Last week - I came across a podcast episode of Joe Rogan hosting Sam Altman on his popular show. Surprisingly, it had less than 50,000 views after 7 days of it going live! When I started hearing the episode, I realized that it was an older episode reposted by them.

That made me think about the world we are heading into! AI is getting used to create and re-circulate content and that is getting fed into future AI models as new content! 

Thankfully, new updates to Claude highlight AI-created content by marking it - hopefully more models do this going forward!

On that note, as we navigate the complexities and advancements of AI, let's shift our focus to an upcoming opportunity to deepen our understanding: the DataHack Summit.

The agenda is now live! Explore the complete schedule online to discover all the sessions, workshops, and activities planned across the four-day event. This is your chance to plan your participation and make the most of this comprehensive GenAI conference.

Now coming back to the newsletter

What would be the format?
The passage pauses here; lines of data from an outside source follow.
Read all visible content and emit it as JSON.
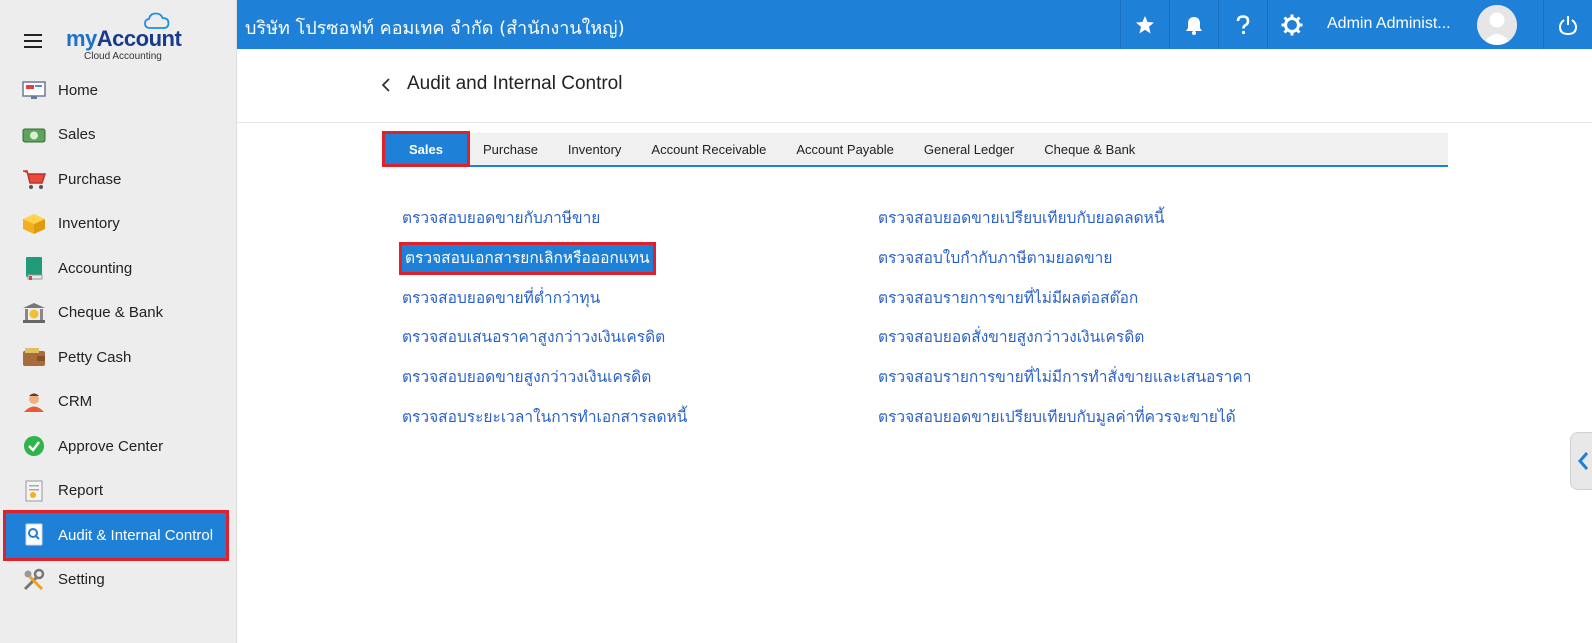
{
  "logo": {
    "brand_my": "my",
    "brand_account": "Account",
    "tagline": "Cloud Accounting"
  },
  "sidebar": {
    "items": [
      {
        "label": "Home",
        "icon": "home-icon"
      },
      {
        "label": "Sales",
        "icon": "sales-icon"
      },
      {
        "label": "Purchase",
        "icon": "cart-icon"
      },
      {
        "label": "Inventory",
        "icon": "box-icon"
      },
      {
        "label": "Accounting",
        "icon": "ledger-book-icon"
      },
      {
        "label": "Cheque & Bank",
        "icon": "bank-icon"
      },
      {
        "label": "Petty Cash",
        "icon": "wallet-icon"
      },
      {
        "label": "CRM",
        "icon": "person-icon"
      },
      {
        "label": "Approve Center",
        "icon": "check-circle-icon"
      },
      {
        "label": "Report",
        "icon": "report-icon"
      },
      {
        "label": "Audit & Internal Control",
        "icon": "audit-icon",
        "active": true
      },
      {
        "label": "Setting",
        "icon": "tools-icon"
      }
    ]
  },
  "header": {
    "company": "บริษัท โปรซอฟท์ คอมเทค จำกัด (สำนักงานใหญ่)",
    "user": "Admin Administ...",
    "buttons": [
      "star-icon",
      "bell-icon",
      "help-icon",
      "gear-icon",
      "power-icon"
    ]
  },
  "page": {
    "title": "Audit and Internal Control"
  },
  "tabs": [
    "Sales",
    "Purchase",
    "Inventory",
    "Account Receivable",
    "Account Payable",
    "General Ledger",
    "Cheque & Bank"
  ],
  "active_tab": "Sales",
  "links": {
    "left": [
      "ตรวจสอบยอดขายกับภาษีขาย",
      "ตรวจสอบเอกสารยกเลิกหรือออกแทน",
      "ตรวจสอบยอดขายที่ต่ำกว่าทุน",
      "ตรวจสอบเสนอราคาสูงกว่าวงเงินเครดิต",
      "ตรวจสอบยอดขายสูงกว่าวงเงินเครดิต",
      "ตรวจสอบระยะเวลาในการทำเอกสารลดหนี้"
    ],
    "right": [
      "ตรวจสอบยอดขายเปรียบเทียบกับยอดลดหนี้",
      "ตรวจสอบใบกำกับภาษีตามยอดขาย",
      "ตรวจสอบรายการขายที่ไม่มีผลต่อสต๊อก",
      "ตรวจสอบยอดสั่งขายสูงกว่าวงเงินเครดิต",
      "ตรวจสอบรายการขายที่ไม่มีการทำสั่งขายและเสนอราคา",
      "ตรวจสอบยอดขายเปรียบเทียบกับมูลค่าที่ควรจะขายได้"
    ],
    "selected": "ตรวจสอบเอกสารยกเลิกหรือออกแทน"
  },
  "colors": {
    "primary": "#1e80d6",
    "highlight": "#e0202a",
    "link": "#2a62c9",
    "sidebar_bg": "#ededed"
  }
}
Every week, we will break the newsletter into the following sections:

  • The Input - All about recent developments in AI

  • The Tools - Interesting finds and launches

  • The Algorithm - Resources for learning

  • The Output - Our reflection 

Table of Contents

Anthropic has recently updated its Claude AI with a new feature that allows users to publish and share 'Artifacts.' 

Artifacts are basically standalone pieces of content, such as code snippets, documents, or interactive components created by AI. This not only promotes greater visibility of AI-generated content by enabling users to make their Artifacts public with shareable links, but it also introduces a remixing capability. 

Thus, users can share, access, and modify Artifacts made by others to foster a community-based approach to developing and refining AI-generated materials. (source)
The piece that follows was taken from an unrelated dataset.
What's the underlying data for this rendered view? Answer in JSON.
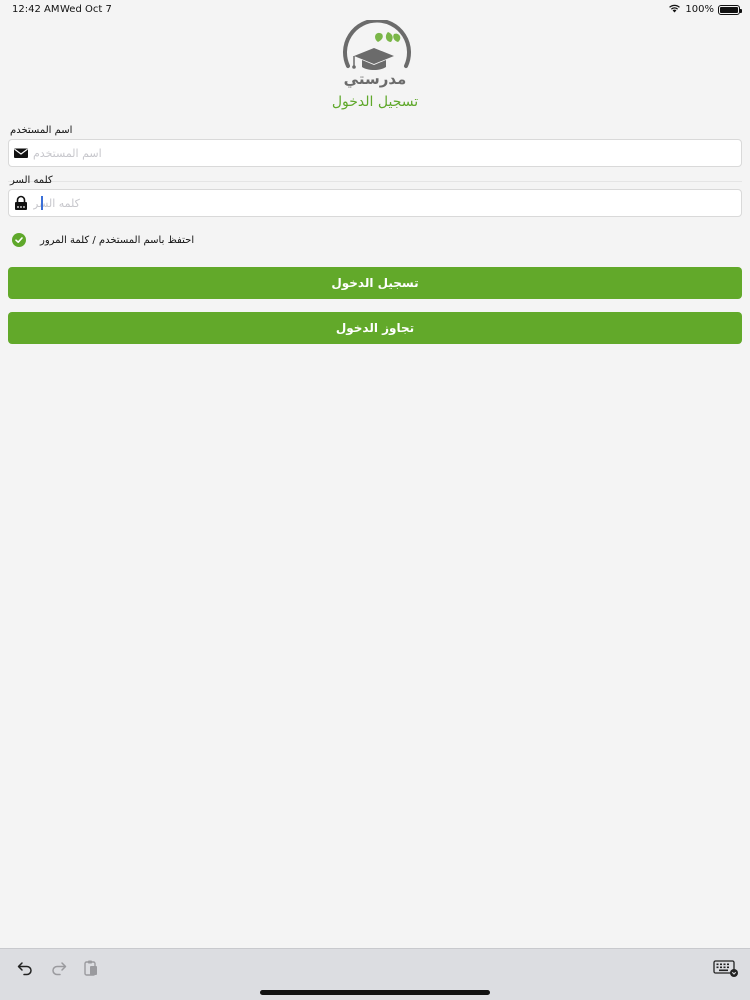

Similar to Anthropic’s Artifacts, Poe’s Previews provide dedicated workspaces for editing and enhancing AI-generated content like code and documents.

This feature allows users to create interactive apps directly within chatbot conversations like data visualizations, games, and tools.

These apps can utilize multiple chatbots, such as Meta’s Llama 3 and GPT-4o, and can integrate information from uploaded files, including videos. These apps can be shared via a link. (source)

Thrive Global and OpenAI's startup fund have partnered to launch Thrive AI Health, an initiative to develop an AI health coach that offers personalized health advice based on biometrics and lifestyle habits.

This initiative, led by Sam Altman and Arianna Huffington, aims to harness AI to address health challenges, especially chronic conditions. The model leverages advanced AI to identify patterns and suggest behavior changes, aspiring to democratize high-quality health advice and potentially equalize health disparities. (source)

Recently, Elon Musk tweeted about the upcoming release of the Grok-2 AI model, a more advanced version of xAI's Grok series, set to launch in August. This new large language model (LLM) promises enhanced features and improved performance compared to its previous model. 

Musk also highlighted that Grok-2 will reduce its reliance on internet-sourced training data, aiming to refine the quality of its responses and avoid commonalities seen in chatbot language patterns. (source)

Google DeepMind has introduced a new AI training methodology called JEST, short for Joint Example Selection Training, which significantly reduces the environmental impact and cost of training AI models. JEST is 13 times faster and 10 times more energy-efficient compared to traditional methods.

The process-

It involves using a smaller model to evaluate and rank batches of data, which are then used to effectively train a larger model. This batch-focused approach, enhanced by multimodal contrastive learning, allows for quicker and more efficient learning processes by selecting the most learnable data subsets. However, JEST still requires well-curated datasets and faces challenges in optimizing reference distributions. (source)

At the World AI Conference in Shanghai, SenseTime, a leading Chinese AI company, unveiled its latest model, SenseNova 5.5 - a real-time multimodal AI model.

SenseTime claims SenseNova 5.5 rivals GPT-4o, the flagship model of Microsoft-backed OpenAI.

This launch comes at a time when OpenAI is halting its services for users in China, blocking access to its tools and services from July 9. (source)

AI is playing an important role in transforming next-generation advertisements. Recently Volvo launched a commercial that was completely made from AI. This test was performed with Runway ML gen-3 using text to video, though some small details were retouched in AE after the edit was done. The best part was this complete commercial took less than 24 hours to make. (source)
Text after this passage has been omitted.